Stuff like LAN/WAN topologies or VoIP? Honestly, just learn enough to pass the class. That’s more “network engineer” land than SWE.
Where you really wanna put your energy if you’re going SWE: • Data structures & algorithms (still matter for interviews). • Databases & SQL (you’ll touch these constantly). • OS basics (threads, memory, concurrency). • Writing clean code, testing, and version control.
Think of networking knowledge like car mechanics: you don’t need to rebuild an engine, but it helps to know why your car dies when you forget to fill it with gas.
So yeah — don’t stress CCNA-level detail. Learn just enough networking to not be lost when debugging an API call, and focus the rest of your energy on SWE fundamentals.
H1Eagle@reddit (OP)
Do you think DS&A matters outside of interviews?

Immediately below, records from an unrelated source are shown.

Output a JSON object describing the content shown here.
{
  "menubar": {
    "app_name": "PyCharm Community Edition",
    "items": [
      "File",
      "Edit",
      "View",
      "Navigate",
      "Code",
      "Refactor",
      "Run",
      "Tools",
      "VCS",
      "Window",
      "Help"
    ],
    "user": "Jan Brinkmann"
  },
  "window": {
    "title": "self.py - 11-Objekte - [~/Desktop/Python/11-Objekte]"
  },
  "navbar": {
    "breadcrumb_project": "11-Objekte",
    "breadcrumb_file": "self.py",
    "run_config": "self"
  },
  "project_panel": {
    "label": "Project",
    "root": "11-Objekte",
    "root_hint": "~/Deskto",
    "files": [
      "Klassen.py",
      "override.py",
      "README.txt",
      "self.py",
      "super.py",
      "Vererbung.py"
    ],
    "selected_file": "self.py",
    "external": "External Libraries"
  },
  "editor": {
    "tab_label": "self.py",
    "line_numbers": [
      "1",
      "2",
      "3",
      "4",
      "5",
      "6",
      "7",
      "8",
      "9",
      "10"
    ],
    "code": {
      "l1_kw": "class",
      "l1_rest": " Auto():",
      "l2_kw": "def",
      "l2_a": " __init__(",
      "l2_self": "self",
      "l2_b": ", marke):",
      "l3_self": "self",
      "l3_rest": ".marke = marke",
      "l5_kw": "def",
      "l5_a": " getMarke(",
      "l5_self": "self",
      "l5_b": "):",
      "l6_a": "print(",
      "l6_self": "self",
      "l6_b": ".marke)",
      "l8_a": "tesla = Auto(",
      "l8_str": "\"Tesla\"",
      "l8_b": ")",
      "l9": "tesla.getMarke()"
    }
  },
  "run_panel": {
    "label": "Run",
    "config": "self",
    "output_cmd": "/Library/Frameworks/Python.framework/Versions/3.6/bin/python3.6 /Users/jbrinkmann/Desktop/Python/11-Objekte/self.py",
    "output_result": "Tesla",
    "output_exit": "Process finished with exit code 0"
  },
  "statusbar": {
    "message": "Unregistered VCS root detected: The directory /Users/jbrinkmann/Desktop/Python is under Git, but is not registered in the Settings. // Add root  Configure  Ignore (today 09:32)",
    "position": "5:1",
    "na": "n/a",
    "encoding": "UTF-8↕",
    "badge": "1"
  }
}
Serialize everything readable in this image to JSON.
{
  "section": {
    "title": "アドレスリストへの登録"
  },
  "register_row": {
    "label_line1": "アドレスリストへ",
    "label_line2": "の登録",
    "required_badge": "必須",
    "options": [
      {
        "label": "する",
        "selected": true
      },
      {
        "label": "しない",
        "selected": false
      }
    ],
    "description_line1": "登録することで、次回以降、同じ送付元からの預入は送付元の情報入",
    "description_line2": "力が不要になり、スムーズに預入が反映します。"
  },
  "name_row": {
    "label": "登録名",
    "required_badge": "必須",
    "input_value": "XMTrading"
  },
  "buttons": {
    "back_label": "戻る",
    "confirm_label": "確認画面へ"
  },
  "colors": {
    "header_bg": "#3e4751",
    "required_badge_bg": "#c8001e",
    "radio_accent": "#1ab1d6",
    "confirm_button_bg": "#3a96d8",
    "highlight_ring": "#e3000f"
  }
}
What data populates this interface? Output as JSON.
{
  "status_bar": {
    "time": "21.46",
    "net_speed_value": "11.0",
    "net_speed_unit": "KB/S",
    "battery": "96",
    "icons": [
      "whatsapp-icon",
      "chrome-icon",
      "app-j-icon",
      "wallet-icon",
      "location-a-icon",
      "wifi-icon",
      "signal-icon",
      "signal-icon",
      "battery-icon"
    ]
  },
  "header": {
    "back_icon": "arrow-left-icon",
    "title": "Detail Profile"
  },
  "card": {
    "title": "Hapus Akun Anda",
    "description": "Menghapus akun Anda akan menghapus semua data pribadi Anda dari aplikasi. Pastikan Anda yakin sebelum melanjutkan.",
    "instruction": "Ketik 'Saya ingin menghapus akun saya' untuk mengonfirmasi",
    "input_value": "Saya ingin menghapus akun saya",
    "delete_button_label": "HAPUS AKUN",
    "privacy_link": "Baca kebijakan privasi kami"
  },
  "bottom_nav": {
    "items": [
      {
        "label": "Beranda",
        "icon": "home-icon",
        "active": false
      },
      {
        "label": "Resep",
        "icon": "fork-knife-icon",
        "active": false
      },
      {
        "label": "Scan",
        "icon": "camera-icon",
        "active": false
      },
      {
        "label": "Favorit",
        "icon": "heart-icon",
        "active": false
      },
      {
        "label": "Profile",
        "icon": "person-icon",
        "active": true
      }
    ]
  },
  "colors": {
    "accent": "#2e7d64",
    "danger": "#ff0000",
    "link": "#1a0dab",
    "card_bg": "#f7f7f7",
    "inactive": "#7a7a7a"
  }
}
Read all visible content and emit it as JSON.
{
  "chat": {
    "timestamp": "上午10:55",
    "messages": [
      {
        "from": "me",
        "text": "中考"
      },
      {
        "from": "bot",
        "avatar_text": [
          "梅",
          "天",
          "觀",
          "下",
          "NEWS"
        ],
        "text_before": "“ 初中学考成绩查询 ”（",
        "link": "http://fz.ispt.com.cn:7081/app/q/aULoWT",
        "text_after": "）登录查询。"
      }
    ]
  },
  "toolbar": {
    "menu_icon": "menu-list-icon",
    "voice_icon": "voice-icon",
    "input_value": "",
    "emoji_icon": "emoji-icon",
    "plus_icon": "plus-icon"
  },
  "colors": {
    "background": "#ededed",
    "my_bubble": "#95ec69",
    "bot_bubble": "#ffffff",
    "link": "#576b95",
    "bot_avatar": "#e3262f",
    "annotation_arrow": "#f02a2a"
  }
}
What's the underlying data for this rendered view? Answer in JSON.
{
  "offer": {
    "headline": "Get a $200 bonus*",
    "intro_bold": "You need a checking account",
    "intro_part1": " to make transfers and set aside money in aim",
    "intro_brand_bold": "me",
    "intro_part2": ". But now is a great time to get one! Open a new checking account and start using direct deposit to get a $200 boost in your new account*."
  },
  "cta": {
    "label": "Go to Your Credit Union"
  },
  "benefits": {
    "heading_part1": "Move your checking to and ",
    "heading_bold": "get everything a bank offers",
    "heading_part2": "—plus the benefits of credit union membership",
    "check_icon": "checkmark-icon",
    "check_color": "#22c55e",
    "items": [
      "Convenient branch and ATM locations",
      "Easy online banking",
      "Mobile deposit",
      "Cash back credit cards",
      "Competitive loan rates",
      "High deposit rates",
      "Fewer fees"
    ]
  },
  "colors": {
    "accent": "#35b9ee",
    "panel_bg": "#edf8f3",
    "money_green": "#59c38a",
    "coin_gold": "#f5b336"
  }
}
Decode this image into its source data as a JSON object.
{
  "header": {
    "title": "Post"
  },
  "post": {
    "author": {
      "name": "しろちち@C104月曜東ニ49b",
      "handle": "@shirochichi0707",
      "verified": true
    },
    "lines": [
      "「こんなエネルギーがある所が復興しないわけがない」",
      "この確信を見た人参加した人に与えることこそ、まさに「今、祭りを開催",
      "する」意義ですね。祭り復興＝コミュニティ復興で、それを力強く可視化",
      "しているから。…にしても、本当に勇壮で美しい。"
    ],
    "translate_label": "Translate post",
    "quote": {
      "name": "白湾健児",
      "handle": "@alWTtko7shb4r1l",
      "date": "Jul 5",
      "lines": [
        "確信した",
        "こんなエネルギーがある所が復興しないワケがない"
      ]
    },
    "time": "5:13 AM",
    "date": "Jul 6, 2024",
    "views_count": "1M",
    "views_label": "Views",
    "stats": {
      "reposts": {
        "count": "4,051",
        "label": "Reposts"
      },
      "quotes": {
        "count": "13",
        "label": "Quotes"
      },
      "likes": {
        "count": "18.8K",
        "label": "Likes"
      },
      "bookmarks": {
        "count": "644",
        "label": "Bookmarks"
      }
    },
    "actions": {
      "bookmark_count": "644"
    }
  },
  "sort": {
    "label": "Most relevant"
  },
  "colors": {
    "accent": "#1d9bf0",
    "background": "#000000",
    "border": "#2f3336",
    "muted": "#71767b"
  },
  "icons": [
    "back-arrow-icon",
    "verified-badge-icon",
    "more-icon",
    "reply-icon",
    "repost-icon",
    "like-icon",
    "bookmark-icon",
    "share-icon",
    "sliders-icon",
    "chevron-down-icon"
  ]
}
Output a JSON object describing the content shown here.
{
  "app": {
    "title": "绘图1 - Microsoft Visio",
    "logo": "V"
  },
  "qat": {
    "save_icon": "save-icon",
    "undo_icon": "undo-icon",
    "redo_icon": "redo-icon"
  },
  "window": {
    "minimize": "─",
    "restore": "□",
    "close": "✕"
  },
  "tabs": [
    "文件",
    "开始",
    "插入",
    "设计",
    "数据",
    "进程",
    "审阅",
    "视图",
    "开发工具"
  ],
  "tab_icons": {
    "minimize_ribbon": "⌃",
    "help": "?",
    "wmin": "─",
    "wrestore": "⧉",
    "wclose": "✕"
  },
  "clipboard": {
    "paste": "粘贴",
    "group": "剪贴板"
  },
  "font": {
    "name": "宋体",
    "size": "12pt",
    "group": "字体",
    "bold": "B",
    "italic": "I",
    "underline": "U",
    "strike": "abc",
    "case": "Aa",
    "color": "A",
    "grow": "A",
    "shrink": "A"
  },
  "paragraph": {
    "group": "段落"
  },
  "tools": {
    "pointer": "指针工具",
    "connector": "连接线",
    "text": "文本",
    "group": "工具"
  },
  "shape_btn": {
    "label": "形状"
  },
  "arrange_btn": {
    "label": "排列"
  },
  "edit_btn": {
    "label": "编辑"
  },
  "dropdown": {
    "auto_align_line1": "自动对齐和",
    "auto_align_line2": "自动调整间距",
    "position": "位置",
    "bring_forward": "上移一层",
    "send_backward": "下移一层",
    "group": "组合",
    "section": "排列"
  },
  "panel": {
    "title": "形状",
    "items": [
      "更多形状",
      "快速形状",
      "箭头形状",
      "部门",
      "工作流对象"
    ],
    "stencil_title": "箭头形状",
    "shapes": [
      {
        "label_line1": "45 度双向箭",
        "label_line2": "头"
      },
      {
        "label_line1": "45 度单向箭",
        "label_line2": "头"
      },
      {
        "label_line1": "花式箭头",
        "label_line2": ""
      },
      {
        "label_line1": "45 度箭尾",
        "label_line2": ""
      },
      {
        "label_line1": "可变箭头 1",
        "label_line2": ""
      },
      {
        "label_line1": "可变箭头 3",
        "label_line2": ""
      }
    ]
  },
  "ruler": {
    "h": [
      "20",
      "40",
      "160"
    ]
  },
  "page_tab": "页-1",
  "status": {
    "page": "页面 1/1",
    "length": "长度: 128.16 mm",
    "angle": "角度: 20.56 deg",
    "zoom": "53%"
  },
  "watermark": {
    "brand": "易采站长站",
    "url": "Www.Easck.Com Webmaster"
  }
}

Plus, how deep should I go into SQL if ORMs exist? Even though I took my first Database course a year ago I haven't written a single Raw SQL statement since then, I always just use Prisma or SQLAlchemy.
ehr1c@reddit
ORMs exist but a) the solution you're working on may not necessarily use one for whatever reason, and b) there will almost certainly come a time when you need to write raw SQL to directly query a database while debugging/troubleshooting an issue.
Happy_Breakfast7965@reddit
You should know high-level about OSI levels and TCP/IP.
You should definitely know HTTP well.
You should know high-level about differences between HTTP v2 and v3.
But you don't have to study it all upfront. Just learn as you go. When you have a task relevant to a topic, do a research.